Wer ist am treffsichersten? Für einmal standen nicht Umsatz bolzen und Budgetziele im Mittelpunkt, sondern eine ruhige Hand, gute Augen und Teamwork. In Gruppen von je fünf Mitstreitern galt es, fünf Aufgaben möglichst gut zu lösen. Obwohl der Spass und das Networking im Zentrum des Nachmittages am Fusse des Brienzer Rothorn standen, packte alle den Ehrgeiz zu gewinnen. Doch spätestens beim Versuch mit einem Hammer, in dem in der Mitte ein grosses Loch klaffte, einen Nagel in möglichst wenigen Schlägen zu versenken, schien der Sieg in weite Ferne zu rücken.
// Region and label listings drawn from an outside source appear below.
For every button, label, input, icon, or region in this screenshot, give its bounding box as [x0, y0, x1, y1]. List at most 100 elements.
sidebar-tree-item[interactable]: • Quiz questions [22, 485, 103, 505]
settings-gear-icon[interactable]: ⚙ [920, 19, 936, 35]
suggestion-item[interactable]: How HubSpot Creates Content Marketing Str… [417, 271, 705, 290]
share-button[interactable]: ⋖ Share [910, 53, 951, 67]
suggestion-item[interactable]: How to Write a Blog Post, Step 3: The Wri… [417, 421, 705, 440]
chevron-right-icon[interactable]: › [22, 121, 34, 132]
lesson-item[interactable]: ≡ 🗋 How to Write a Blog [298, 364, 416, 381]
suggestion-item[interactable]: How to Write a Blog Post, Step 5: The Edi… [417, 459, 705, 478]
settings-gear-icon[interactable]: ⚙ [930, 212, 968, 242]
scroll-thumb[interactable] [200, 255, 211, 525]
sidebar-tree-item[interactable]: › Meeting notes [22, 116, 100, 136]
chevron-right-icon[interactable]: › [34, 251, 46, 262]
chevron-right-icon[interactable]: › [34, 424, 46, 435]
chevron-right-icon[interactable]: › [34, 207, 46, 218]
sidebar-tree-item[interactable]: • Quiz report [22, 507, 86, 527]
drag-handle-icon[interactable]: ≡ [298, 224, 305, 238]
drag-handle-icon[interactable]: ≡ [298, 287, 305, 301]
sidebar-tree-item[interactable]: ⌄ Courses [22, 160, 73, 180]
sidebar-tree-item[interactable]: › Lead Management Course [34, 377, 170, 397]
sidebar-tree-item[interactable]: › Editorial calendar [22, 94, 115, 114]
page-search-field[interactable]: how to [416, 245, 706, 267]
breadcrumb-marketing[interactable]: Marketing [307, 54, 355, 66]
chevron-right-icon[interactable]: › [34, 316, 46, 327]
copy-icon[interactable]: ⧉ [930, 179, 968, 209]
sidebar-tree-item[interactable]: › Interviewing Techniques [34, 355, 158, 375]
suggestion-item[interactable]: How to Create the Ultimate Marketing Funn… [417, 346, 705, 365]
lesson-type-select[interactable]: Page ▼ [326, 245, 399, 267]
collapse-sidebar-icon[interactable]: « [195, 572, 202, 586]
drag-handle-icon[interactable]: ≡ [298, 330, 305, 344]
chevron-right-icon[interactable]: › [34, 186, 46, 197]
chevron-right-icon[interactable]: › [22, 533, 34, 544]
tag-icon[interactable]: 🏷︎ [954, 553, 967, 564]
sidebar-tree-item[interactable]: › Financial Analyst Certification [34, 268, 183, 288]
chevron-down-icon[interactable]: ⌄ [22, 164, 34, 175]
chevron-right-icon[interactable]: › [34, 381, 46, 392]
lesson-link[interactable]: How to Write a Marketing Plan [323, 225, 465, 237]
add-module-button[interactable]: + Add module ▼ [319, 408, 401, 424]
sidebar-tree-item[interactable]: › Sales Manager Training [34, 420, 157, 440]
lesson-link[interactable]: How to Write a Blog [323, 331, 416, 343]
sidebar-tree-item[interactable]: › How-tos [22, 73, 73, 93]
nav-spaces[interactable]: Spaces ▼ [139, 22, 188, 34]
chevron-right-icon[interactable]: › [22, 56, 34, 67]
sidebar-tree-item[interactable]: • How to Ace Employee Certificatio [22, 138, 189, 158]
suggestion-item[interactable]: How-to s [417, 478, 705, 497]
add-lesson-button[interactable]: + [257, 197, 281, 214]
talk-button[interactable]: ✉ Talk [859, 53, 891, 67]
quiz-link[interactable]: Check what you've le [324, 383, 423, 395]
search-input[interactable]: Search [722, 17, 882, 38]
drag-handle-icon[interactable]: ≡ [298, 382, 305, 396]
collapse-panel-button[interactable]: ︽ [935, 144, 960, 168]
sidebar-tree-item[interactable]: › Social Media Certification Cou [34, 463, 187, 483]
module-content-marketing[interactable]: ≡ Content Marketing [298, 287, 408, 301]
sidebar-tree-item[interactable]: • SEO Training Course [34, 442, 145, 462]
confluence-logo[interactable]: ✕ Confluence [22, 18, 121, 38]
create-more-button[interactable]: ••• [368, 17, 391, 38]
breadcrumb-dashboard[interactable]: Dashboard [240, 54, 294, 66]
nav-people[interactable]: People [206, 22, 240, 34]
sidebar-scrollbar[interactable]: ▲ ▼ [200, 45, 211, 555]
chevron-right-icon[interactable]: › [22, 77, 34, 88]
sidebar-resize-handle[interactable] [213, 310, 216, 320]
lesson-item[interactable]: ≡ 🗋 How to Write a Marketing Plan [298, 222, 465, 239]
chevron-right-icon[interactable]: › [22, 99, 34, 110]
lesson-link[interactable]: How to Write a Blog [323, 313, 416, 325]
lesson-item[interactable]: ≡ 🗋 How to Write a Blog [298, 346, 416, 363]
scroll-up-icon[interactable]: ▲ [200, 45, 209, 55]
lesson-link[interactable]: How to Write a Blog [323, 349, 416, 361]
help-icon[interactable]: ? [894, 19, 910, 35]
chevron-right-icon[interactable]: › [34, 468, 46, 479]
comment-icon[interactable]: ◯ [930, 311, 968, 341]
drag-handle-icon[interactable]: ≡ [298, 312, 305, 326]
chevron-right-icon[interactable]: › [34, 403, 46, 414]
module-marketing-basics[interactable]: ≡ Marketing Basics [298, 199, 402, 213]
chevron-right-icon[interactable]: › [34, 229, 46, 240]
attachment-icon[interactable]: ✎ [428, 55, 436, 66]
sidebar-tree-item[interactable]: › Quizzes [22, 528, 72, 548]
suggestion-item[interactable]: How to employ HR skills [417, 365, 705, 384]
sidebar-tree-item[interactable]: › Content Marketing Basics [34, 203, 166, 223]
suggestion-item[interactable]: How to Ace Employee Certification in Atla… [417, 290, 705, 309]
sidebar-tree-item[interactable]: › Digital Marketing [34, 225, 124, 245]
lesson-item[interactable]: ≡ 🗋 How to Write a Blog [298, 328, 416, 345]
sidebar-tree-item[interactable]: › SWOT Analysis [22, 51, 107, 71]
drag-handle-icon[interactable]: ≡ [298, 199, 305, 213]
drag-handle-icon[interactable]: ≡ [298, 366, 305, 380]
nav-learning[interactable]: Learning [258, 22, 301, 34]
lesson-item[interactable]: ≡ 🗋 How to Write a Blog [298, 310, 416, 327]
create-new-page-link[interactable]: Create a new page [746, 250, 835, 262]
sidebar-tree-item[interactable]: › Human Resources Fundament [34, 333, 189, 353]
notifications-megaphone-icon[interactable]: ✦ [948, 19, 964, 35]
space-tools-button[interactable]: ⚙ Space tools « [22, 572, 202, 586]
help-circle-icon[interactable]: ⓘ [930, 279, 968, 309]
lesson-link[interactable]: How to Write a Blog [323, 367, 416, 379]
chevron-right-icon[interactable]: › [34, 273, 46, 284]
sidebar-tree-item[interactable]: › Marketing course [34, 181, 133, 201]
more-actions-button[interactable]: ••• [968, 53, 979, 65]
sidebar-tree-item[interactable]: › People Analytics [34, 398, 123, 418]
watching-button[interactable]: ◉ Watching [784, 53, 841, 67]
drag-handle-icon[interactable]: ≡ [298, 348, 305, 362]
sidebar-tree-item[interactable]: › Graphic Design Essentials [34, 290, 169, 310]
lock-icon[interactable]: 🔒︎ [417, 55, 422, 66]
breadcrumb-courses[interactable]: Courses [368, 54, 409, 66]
An der nächsten Station mit Pfeil und Bogen die grosse Zielscheibe zu treffen, gelang deutlich besser. Doch mitten im Schwarzen wollte – zumindest bei mir – partout kein Pfeil stecken bleiben. Die Zeiten des «Indianerlis» Spielens liegen wohl schon zu lange zurück. Frische Zuversicht schöpfte ich beim Blasrohrschiessen: Beim Probeschiessen traf ich erstaunlich genau. Vielleicht lag es ja daran, dass die Zielscheibe anfängerfreundlich nahe war.

 

 

Der Apfelschuss. Spätestens beim Armbrustschiessen war der Ehrgeiz wieder geweckt und alle eiferten Wilhelm Tell nach. Den auf der Scheibe eingezeichnete Apfel durchlöcherten fast alle mit höchster Präzision, und Gessler wäre tief beeindruckt gewesen. Trotzdem war es wohl besser, dass niemand Walterli mit einem Apfel auf dem Kopf spielen musste.

Teamwork und schnelle Reflexe forderte das letzte Spiel. In einem überdimensionalen, fünfeckigen Labyrinth musste ein Golfball an tückischen Löchern vorbei in einer fixen Zeit möglichst oft ins Ziel bewegt werden. Jeder Spieler packte eine Seite und versuchte mit beherzten und doch wohldosierten Bewegungen den Ball um die Fallen zu schiffen. Was einfach klingt und aussah, erwies sich doch nicht so kinderleicht. Spätestens nach der vierten Runde liess die Konzentration bereits merklich nach und der Golfball schien immer schnurstracks in das nächste Loch zu fallen.

Auch wenn nur ein Team gewinnen konnte, so fühlten sich doch alle als Sieger: Was braucht es mehr als einen Tag bei einem traumhaften Sonnenuntergang mit einem Glas Wein oder Bier und einem leckeren BBQ ausklingen zu lassen?